Anti-corruption campaigner and opposition politician Alexei Navalny says: “We ourselves do not yet understand [the application of the law to trusts]. But now there is an interesting situation with Prokhorov in such a plan: will he be allowed to participate in elections or not?”
State Duma deputy Irina Yarovaya, head of the Security and Corruption Fighting Committee, and a member of the United Russia faction, has vocally attacked the blind trust scheme for Prokhorov. Her spokesman Oleg Zhdanov said “of course [they are] prohibited. Read the law, it is written there.” Asked whether the law is ambiguous, he responded: “Well, then [refer] to the Central Bank, it is their formulations.” Is Yarovaya equally convinced that Kerimov’s foundation scheme is legal or illegal? Zhdanov replied that Yarovaya isn’t available today to answer.
Prokhorov’s spokesman Andrei Belyak said: “while there have been no statements, so there is no comment.”

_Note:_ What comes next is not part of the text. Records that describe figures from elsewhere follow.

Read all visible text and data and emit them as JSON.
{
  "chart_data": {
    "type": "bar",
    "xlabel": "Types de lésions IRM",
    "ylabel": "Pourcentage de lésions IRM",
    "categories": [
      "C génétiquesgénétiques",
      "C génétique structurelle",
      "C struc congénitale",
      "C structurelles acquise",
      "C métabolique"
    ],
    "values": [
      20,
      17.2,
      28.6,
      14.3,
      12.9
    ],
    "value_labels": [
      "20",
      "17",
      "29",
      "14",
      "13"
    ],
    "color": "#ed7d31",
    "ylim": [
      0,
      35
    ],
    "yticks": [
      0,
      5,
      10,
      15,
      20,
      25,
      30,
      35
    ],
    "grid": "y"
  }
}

Roman Malovitskiy, head of the banking and finance law practice at the Moscow firm Egorov, Puginsky, Afanasiev and Partners, acknowledges the ambiguity in the wording of Article 3, Section 3. He also reveals another backdoor for officials favoured by the Kremlin. “It is not clear what is meant by ‘trust management of property, which includes investments in foreign financial instruments.’ In my opinion, the more correct approach from the point of view of the Russian language will be that trust management, providing an opportunity to invest in foreign financial instruments, is prohibited. Traditionally, blind trusts are established for the purpose of transfer of assets by persons who, by virtue of their position, may have a conflict of interest, insider information, the ability to influence the market, etc. If we assume that the purpose of the law is to avoid possible conflicts of interest, then the blind trust ought not to fall within its scope. However, in the case of the Law 79-FZ the primary goal, apparently, is to secure the close link of a person occupying a prominent public position with the interests of Russia, and the prevention of pressure on him by foreign governments. That purpose is best served by a total ban on the possibility of investing in foreign financial instruments. In my opinion, so far, any blind trusts under which acquisition of foreign financial instruments is possible should be terminated in accordance with the Law 79-FZ.”
The president’s and prime minister’s spokesmen were also asked to clarify the application of the new law to fiduciary management entities, such as trusts and charitable foundations. The text submitted to them both was: “please answer yes or no, to the following question: does the law ban officials from transferring their offshore assets into trusts or blind trusts or charitable foundations?”
Dmitry Peskov for Putin confirmed receiving the request; his assistant said he would try to answer. At the office of the Department of Press and Information for Prime Minister Dmitry Medvedev, Mikhail Buben is in charge. A week after he confirmed receiving the request, his deputy, Kseniya Kaminskaya, replied: “We ask you to make contact for information on this subject with the press service of the President of the Russian Federation.” After a week the President’s spokesman is still refusing to answer.